This is a multi-period implementation of the change-in-changes approach from Athey and Imbens (2006, Econometrica). This function is in a beta release and users should use caution when using this function in emprical work.

The function builds on the pte package and will return an overall treatment effect parameter as well as an event study.
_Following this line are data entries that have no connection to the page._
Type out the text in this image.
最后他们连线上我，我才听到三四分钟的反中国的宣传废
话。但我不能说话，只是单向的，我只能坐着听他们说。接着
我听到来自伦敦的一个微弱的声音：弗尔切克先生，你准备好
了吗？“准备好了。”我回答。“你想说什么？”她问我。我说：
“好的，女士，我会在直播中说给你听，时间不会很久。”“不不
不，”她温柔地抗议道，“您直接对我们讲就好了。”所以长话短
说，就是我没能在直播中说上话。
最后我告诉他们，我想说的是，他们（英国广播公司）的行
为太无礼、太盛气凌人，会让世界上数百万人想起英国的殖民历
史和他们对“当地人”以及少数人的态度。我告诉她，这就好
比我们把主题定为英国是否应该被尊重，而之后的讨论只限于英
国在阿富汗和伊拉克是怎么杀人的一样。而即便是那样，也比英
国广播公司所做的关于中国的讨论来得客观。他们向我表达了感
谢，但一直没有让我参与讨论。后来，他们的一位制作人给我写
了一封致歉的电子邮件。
See, in particular, the argument ret_quantile below.

cic2(
  yname,
  gname,
  tname,
  idname,
  data,
  xformla = ~1,
  ret_quantile = NULL,
  gt_type = "att",
  anticipation = 0,
  cband = TRUE,
  alp = 0.05,
  boot_type = "empirical",
  biters = 100,
  cl = 1
)

Arguments

yname

Name of outcome in data

gname

Name of group in data

tname

Name of time period in data

idname

Name of id in data

data

balanced panel data

ret_quantile

This parameter determines which quantile will be reported by the cic2 function. By default ret_quantile=NULL; in this case, the function will return an estimate of the overall ATT and an event study for the ATT. Other choices should be between 0 and 1. For example, if the user specifies ret_quantile=0.9, then the function will return overall and event study parameters for the QTT(0.9). These ...would be better to return the overall distribution and then to average and invert in later steps...

alp

significance level; default is 0.05

boot_type

should be one of "multiplier" (the default) or "empirical". The multiplier bootstrap is generally much faster, but attgt_fun needs to provide an expression for the influence function (which could be challenging to figure out). If no influence function is provided, then the pte package will use the empirical bootstrap no matter what the value of this parameter.

biters

number of bootstrap iterations; default is 100

cl

number of clusters to be used when bootstrapping; default is 1

ret_dist

If set to be true, the function returns the observed distribution of outcomes and counterfactual distribution of outcomes for each (g,t) through the extra_gt_returns element of group_time_att object.